During the last year, several rulings were made that affect S corporations. AICPA just published an article in The Tax Adviser that outlines what these rulings were and offers suggestions for tax planning in light of the changes. We’re summarizing these rulings and their significance in a 3-part series.
Qualifications
In order to qualify as an S corp, a corporation must meet several requirements. If these requirements aren’t met, the IRS can terminate the corporation’s S election. (Under Sec. 1362(f), taxpayers can request an inadvertent termination relief ruling. If the IRS grants approval, the corporation can retain its S status continuously.)
- Elections – The rulings this year show leniency in granting inadvertent election and termination relief for failure to file Form 2553, Election by a Small Business Corporation, Form 8832, Entity Classification Election, and Form 8869, Qualified Subchapter S Subsidiary Election (QSub). The IRS also granted inadvertent termination relief when the wrong person signed the election in Letter Rulings 201151004 and 201144018. As long as taxpayers made the corrections and filed accurate paperwork within 120 days, the IRS did not levy penalties.
- Eligible Shareholders – In Taproot Administrative Services, the Ninth Circuit held that a Roth IRA is not an eligible S corporation shareholder.
- One Class of Stock – Santa Clara Valley Housing Group ruled that the issuance of stock warrants used to convert ordinary income into distributions were, in fact, a second class of stock. (However, the district court in California is reexamining the terms of the stock warrants under the safe-harbor rules of Regs. Sec. 1.1361-1(l)(4), so the outcome could change.)
- Earnings and Profits – One of the requirements for a corporation to qualify is that its total passive investment income must not exceed 25% of its gross receipts.
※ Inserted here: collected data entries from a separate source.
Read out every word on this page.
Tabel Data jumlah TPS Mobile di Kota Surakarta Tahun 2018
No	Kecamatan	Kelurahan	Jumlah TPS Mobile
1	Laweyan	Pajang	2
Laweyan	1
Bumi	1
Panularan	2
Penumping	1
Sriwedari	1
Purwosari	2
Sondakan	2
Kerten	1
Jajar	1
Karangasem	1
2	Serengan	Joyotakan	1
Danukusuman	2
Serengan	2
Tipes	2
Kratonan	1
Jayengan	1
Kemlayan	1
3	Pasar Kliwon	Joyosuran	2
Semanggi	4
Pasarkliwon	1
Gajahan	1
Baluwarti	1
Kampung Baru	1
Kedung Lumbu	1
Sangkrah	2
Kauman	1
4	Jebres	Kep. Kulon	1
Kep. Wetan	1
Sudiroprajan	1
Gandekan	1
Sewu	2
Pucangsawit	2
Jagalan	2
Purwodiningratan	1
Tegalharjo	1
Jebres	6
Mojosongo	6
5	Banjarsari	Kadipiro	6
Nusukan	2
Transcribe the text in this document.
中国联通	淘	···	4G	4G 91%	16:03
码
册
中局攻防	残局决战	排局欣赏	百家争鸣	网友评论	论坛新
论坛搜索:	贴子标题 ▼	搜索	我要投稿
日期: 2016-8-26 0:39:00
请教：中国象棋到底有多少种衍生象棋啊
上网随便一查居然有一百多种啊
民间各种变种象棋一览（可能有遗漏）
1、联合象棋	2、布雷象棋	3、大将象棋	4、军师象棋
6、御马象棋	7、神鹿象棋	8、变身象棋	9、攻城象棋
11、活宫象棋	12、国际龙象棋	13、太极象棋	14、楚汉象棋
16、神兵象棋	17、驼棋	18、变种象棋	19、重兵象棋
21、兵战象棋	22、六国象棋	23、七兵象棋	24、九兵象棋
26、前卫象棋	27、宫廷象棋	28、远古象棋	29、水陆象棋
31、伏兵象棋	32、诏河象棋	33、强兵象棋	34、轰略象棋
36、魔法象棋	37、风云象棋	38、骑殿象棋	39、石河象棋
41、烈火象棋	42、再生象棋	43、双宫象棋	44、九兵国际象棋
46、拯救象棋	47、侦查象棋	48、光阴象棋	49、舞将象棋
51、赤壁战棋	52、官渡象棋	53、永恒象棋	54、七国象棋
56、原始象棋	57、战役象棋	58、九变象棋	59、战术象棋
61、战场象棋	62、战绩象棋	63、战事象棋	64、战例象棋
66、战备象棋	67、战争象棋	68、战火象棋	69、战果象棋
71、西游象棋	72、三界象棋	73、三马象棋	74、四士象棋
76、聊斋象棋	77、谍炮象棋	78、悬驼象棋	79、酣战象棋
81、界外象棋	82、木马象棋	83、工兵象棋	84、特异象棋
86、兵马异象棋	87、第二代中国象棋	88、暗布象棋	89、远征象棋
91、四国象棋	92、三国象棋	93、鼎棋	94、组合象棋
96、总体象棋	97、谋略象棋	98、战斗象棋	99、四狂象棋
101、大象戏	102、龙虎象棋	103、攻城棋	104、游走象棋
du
If the corporation fails to meet this requirement for three years, its S election will terminate the following year. Each year that it exceeds the 25%, it will be subject to a tax under Sec. 1375 on its excess net passive investment income. In Letter Ruling 201221008, the government permitted a retroactive deemed-distribution election to allow the S corporation not to be considered terminated. Letter Rulings 201226013 and 201222003 allowed corporations to retain their S statuses as long as the companies made a deemed distribution of its AEP.
- Change in Capital Structure Reporting – A statutory change enacted Sec. 6045B, requiring any change in the capital structure of a corporation to be reported within 45 days to the IRS and the shareholder.
S Corporation Disparate Information Reporting
Several rulings involved the way income was reported, and shareholder tax liability:
- In Dickerson, a ruling held that an Alabama Waffle House waitress who received a tip in the form of a lottery ticket and won $5 million was liable for gift tax on 51% of the income that she’d given to family members, even though the money was transferred to an S corporation.
- In Penland, the court ruled that a sole shareholder who disavowed her ownership of an S corporation was liable for the income generated by that S corporation.
- In D’Errico, the owner of several S corporations took out loans from the companies. The court held that the loans were actually distributions because he showed no intent to repay them.
Wages and Self-Employment Taxes
In David E. Watson, an experienced accountant worked 35 to 40 hours per week, 46 weeks a year, but took a salary of only $24,000 and distributed more than $200,000 in cash to himself. The court reclassified $67,000 of Watson’s distributions as salary.
In Cave, a sole shareholder attorney treated himself and all his associates as independent contractors to avoid withholding Social Security taxes. The court held that the shareholder and associates were “statutory” employees and that the company was liable for withholding Social Security taxes.